Antonini ha raccontato anche un caso limite. «A Catanzaro un paziente era affetto da una patologia per cui mangiava tutto quello che vedeva. Ciò richiedeva ricoveri d’urgenza con conseguenti interventi chirurgici che, sul lungo periodo, avrebbero causato problemi gravi. Abbiamo interpellato tutta Italia, non si trovava nessun posto per lui. Per fortuna, il padre ha dato la disponibilità ad accudirlo. Ma questo non è giusto, doveva essere la società a seguirlo».
REINSERIMENTO SOCIALE
Temi che spesso la magistrata affronta in osmosi con Rossella Loprete, assistente sociale e funzionaria presso l’Ufficio delle esecuzioni penali di Catanzaro. «L’uomo – ha detto Loprete – non è il suo reato, questo bisogna ricordarlo sempre. Per questo è importante ricostruire il percorso della persona, comprendendo se ci sono dei margini su cui poter lavorare per il suo reinserimento. Al centro di questo percorso non c’è il reato ma la consapevolezza da cui nasce il cambiamento. Per il reinserimento sociale – ha aggiunto – è fondamentale il lavoro, perché in sua assenza, di fronte a situazioni disperate, il reo tende a reiterare l’atto criminale. A ciò si aggiunga che è sempre fondamentale contestualizzare i fenomeni». Ma il reinserimento lavorativo non è qualcosa di semplice. «Non sempre i territori, specie i nostri, sono pronti ad accogliere per pregiudizio il reo.
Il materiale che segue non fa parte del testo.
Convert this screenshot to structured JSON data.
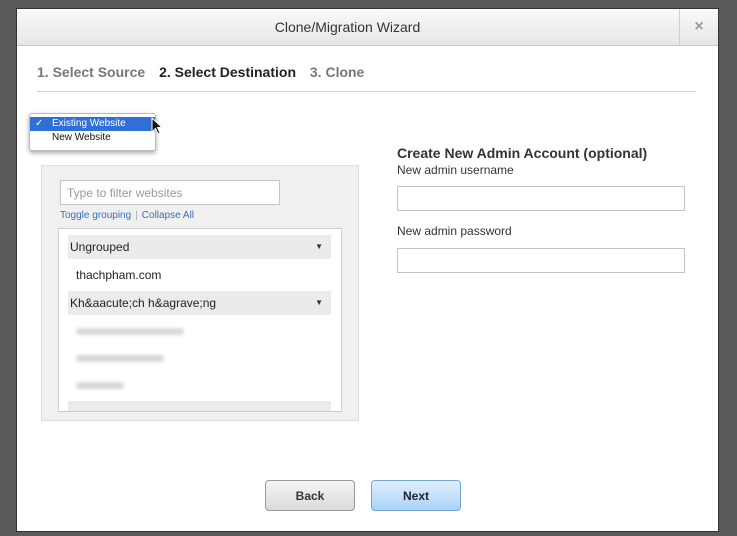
{
  "window": {
    "title": "Clone/Migration Wizard",
    "close_glyph": "×"
  },
  "steps": [
    {
      "label": "1. Select Source",
      "active": false
    },
    {
      "label": "2. Select Destination",
      "active": true
    },
    {
      "label": "3. Clone",
      "active": false
    }
  ],
  "destination_dropdown": {
    "options": [
      "Existing Website",
      "New Website"
    ],
    "selected": "Existing Website",
    "check_glyph": "✓"
  },
  "website_picker": {
    "filter_placeholder": "Type to filter websites",
    "toggle_grouping": "Toggle grouping",
    "link_separator": "|",
    "collapse_all": "Collapse All",
    "groups": [
      {
        "name": "Ungrouped",
        "items": [
          "thachpham.com"
        ]
      },
      {
        "name": "Kh&aacute;ch h&agrave;ng",
        "items": []
      }
    ]
  },
  "admin_account": {
    "title": "Create New Admin Account (optional)",
    "username_label": "New admin username",
    "username_value": "",
    "password_label": "New admin password",
    "password_value": ""
  },
  "buttons": {
    "back": "Back",
    "next": "Next"
  },
  "colors": {
    "selection": "#2f6fd6",
    "link": "#3b6fb6",
    "next_button": "#a9d3f5"
  }
}
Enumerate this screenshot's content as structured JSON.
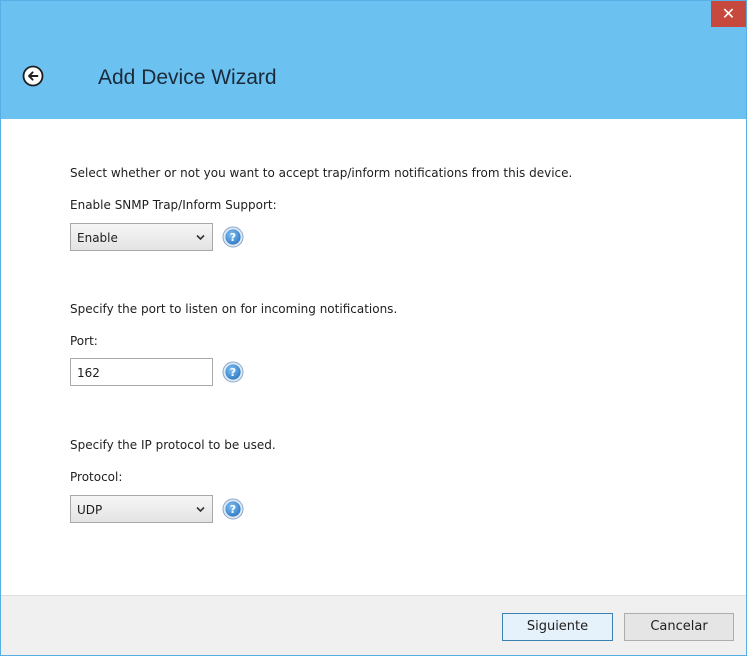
{
  "window": {
    "title": "Add Device Wizard",
    "close_label": "✕"
  },
  "trap": {
    "instruction": "Select whether or not you want to accept trap/inform notifications from this device.",
    "label": "Enable SNMP Trap/Inform Support:",
    "selected": "Enable"
  },
  "port": {
    "instruction": "Specify the port to listen on for incoming notifications.",
    "label": "Port:",
    "value": "162"
  },
  "protocol": {
    "instruction": "Specify the IP protocol to be used.",
    "label": "Protocol:",
    "selected": "UDP"
  },
  "footer": {
    "next_label": "Siguiente",
    "cancel_label": "Cancelar"
  },
  "colors": {
    "titlebar": "#6bc1f0",
    "close_button": "#c7483d",
    "help_icon": "#2f78c4"
  }
}
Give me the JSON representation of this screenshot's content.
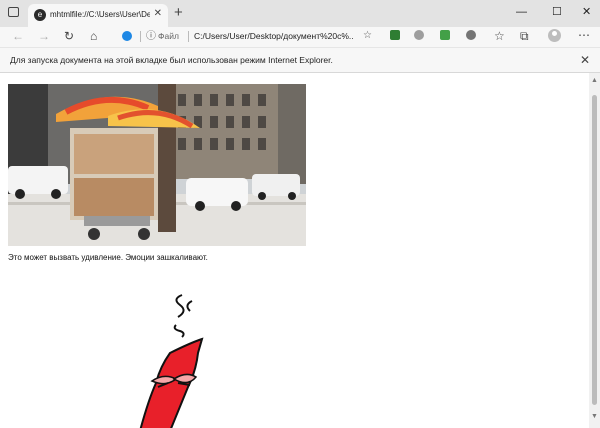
{
  "browser": {
    "tab": {
      "title": "mhtmlfile://C:\\Users\\User\\Desktop\\док",
      "favicon_icon": "ie-mode-icon"
    },
    "new_tab_label": "+",
    "window_controls": [
      "minimize-icon",
      "maximize-icon",
      "close-icon"
    ],
    "address": {
      "label": "Файл",
      "url": "C:/Users/User/Desktop/документ%20c%..."
    },
    "toolbar_icons": [
      "back-icon",
      "forward-icon",
      "refresh-icon",
      "home-icon",
      "favorite-icon",
      "extensions-icons",
      "collections-icon",
      "profile-icon",
      "more-icon"
    ]
  },
  "infobar": {
    "text": "Для запуска документа на этой вкладке был использован режим Internet Explorer."
  },
  "page": {
    "image_description_icon": "hot-dog-cart-photo",
    "caption": "Это может вызвать удивление. Эмоции зашкаливают.",
    "sticker_icon": "angry-red-character-sticker"
  },
  "colors": {
    "accent": "#1e88e5",
    "sticker_red": "#e8202a"
  }
}
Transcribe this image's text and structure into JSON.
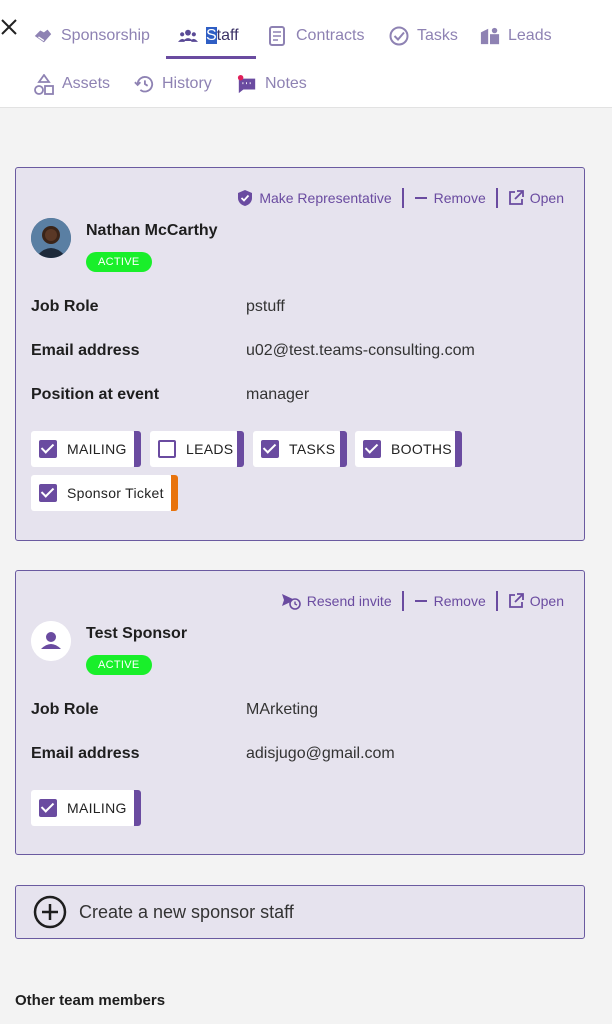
{
  "close_label": "×",
  "tabs": [
    {
      "label": "Sponsorship",
      "icon": "handshake-icon"
    },
    {
      "label_pre": "S",
      "label_post": "taff",
      "icon": "people-icon",
      "active": true
    },
    {
      "label": "Contracts",
      "icon": "document-icon"
    },
    {
      "label": "Tasks",
      "icon": "check-circle-icon"
    },
    {
      "label": "Leads",
      "icon": "leads-icon"
    },
    {
      "label": "Assets",
      "icon": "shapes-icon"
    },
    {
      "label": "History",
      "icon": "history-icon"
    },
    {
      "label": "Notes",
      "icon": "chat-icon"
    }
  ],
  "staff": [
    {
      "name": "Nathan McCarthy",
      "status": "ACTIVE",
      "actions": [
        "Make Representative",
        "Remove",
        "Open"
      ],
      "fields": [
        {
          "label": "Job Role",
          "value": "pstuff"
        },
        {
          "label": "Email address",
          "value": "u02@test.teams-consulting.com"
        },
        {
          "label": "Position at event",
          "value": "manager"
        }
      ],
      "chips": [
        {
          "label": "MAILING",
          "checked": true
        },
        {
          "label": "LEADS",
          "checked": false
        },
        {
          "label": "TASKS",
          "checked": true
        },
        {
          "label": "BOOTHS",
          "checked": true
        },
        {
          "label": "Sponsor Ticket",
          "checked": true
        }
      ]
    },
    {
      "name": "Test Sponsor",
      "status": "ACTIVE",
      "actions": [
        "Resend invite",
        "Remove",
        "Open"
      ],
      "fields": [
        {
          "label": "Job Role",
          "value": "MArketing"
        },
        {
          "label": "Email address",
          "value": "adisjugo@gmail.com"
        }
      ],
      "chips": [
        {
          "label": "MAILING",
          "checked": true
        }
      ]
    }
  ],
  "create_label": "Create a new sponsor staff",
  "other_heading": "Other team members",
  "colors": {
    "accent": "#6a4ba0",
    "active_badge": "#19ef2a",
    "ticket_bar": "#e8730c",
    "tab": "#8e82b3"
  }
}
I territori devono aprirsi al mondo esterno. Una vita si può ricostruire ma la società deve ammettere la possibilità di una seconda chance».
SCUOLA INCLUSIVA
La dirigente scolastica Natascia Senatore, nell’aprire i lavori, ha ricordato che il percorso di studio sulla scuola della Costituzione è inserito nel progetto Barbiana 2040, che guarda al modello di don Milani e alla sua idea di scuola inclusiva. «Quello dell’educatore è un lavoro che chiede molto, ma che dà molto ed è basato sulla centralità di quella parola che, come diceva il Priore, ci fa eguali», ha evidenziato. La professoressa Rossella Frandina, che ha coordinato gli studenti coinvolti nel ciclo seminariale, ha sottolineato come il monitoraggio civico sul reinserimento sociale degli ex detenuti rientri in una «pratica di libertà capace di mettere al centro l’ uomo, con la sua colpa e la sua capacità di cambiamento. È questo il valore formativo della scuola – ha detto ancora – quella di Socrate, quella di don Milani, una scuola maieutica e generativa di cambiamento sociale». «Il recupero educativo – ha concluso Giancarlo Costabile, docente di Pedagogia antimafia dell’UniCal – ha a che fare con i deboli. L’educazione non può accettare irrecuperabili. In una società a trazione capitalista, in carcere spesso si trovano gli ultimi, non le classi dirigenti responsabili di una società della disuguaglianza. Le carceri sono un luogo di sofferenza, sono una risposta necessaria ma iniqua per giustificare condotte di supremazia».